Mittwoch, 18. April 2012

Die Klasse gehalten

Abstieg verhindert, Zukunft ungewiß: Dynamo Dresden Chaosklub

Ralf Fischer / Junge Welt


Am Anfang der Zweitligasaison sollte der Trainer von Dynamo Dresden, Ralf Loose, einen Wunsch frei haben und entschied sich für: »Dynamo kann schon am 33. Spieltag für die zweite Liga planen.« Sein Wunsch ist am Montag abend vorzeitig in Erfüllung gegangen. 2:1 gewann Dynamo vor 26367 Zuschauern gegen die favorisierte Düsseldorfer Fortuna, die im Saisonverlauf lange wie ein sicherer Aufsteiger aussah. Damit spielen die »Unaufsteigbaren« von Greuther Fürth in der nächsten Saison so gut wie sicher in der ersten Liga (»Laßt mir ein Bier übrig«, kommentierte Fürth-Trainer Mike Büskens das Ergebnis).
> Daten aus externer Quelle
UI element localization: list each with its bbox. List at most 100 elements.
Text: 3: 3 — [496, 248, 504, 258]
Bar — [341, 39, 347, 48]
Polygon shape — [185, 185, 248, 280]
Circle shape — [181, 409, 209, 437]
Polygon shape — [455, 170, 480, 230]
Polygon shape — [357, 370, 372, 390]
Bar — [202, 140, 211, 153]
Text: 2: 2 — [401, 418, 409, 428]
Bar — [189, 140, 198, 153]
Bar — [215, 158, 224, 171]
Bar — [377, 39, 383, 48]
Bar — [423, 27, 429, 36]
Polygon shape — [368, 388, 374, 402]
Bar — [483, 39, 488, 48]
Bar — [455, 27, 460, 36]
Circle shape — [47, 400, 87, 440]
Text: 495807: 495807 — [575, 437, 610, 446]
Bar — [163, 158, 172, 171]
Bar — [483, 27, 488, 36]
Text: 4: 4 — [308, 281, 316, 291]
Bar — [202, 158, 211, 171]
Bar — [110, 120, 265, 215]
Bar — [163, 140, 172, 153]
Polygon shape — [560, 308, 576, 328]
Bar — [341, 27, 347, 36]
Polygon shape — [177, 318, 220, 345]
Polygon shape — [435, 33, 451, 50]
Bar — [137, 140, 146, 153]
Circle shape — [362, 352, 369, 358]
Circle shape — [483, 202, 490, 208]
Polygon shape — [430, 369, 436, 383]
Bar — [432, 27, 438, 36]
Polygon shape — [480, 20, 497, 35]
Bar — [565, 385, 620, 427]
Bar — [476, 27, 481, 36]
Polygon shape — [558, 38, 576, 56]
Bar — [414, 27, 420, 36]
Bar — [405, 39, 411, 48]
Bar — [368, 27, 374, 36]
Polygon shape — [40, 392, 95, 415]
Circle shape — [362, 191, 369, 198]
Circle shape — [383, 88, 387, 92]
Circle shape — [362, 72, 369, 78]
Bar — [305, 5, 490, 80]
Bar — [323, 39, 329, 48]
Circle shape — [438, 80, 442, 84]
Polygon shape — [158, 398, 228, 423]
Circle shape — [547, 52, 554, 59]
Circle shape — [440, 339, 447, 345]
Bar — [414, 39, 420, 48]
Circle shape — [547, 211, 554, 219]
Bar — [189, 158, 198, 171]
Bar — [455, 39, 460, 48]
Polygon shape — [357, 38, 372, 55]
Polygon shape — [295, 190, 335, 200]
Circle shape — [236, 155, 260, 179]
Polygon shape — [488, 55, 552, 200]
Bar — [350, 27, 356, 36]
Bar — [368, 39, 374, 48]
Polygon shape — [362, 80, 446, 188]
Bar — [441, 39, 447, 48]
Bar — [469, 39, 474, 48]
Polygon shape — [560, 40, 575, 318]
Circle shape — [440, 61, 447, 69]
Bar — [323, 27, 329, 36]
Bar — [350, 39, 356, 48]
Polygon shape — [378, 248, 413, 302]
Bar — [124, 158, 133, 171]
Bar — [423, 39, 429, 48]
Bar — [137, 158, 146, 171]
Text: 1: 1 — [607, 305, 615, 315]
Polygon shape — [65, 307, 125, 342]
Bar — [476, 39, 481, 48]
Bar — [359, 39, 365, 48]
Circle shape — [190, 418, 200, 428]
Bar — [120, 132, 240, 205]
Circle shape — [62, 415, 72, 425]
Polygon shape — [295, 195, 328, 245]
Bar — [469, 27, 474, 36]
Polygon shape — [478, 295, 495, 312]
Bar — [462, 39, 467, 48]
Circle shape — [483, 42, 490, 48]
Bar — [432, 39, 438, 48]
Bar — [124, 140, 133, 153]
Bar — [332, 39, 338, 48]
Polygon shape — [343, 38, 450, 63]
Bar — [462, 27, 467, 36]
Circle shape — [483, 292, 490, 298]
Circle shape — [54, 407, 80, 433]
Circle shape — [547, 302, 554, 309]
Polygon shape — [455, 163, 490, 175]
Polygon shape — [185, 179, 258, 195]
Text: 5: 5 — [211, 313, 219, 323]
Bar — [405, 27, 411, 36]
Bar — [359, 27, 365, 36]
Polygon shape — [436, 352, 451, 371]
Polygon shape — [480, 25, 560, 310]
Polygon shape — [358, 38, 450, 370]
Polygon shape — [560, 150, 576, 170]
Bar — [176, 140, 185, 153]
Dynamo trennen drei Spieltage vor Saisonende 13 Punkte vom Relegations­platz. Das Team hat mit dem Abstieg nichts mehr zu tun. Am Montag trat es von Beginn an robuster auf und feierte nach sieben Minuten das zwölfte Saisontor des slowenischen Nationalstürmers Zlatko Dedic, dessen Sturmkollege Mickael Pote in der 70. Minute zum Endstand traf (für den zwischenzeitlichen Ausgleich hatte kurz vor der Pause Thomas Bröker gesorgt). Sportlich lief es in dieser Saison für die Schwarz-Gelben also unerwartet gut. Das Tagesgeschäft abseits des grünen Rasens aber macht wie gewohnt Probleme.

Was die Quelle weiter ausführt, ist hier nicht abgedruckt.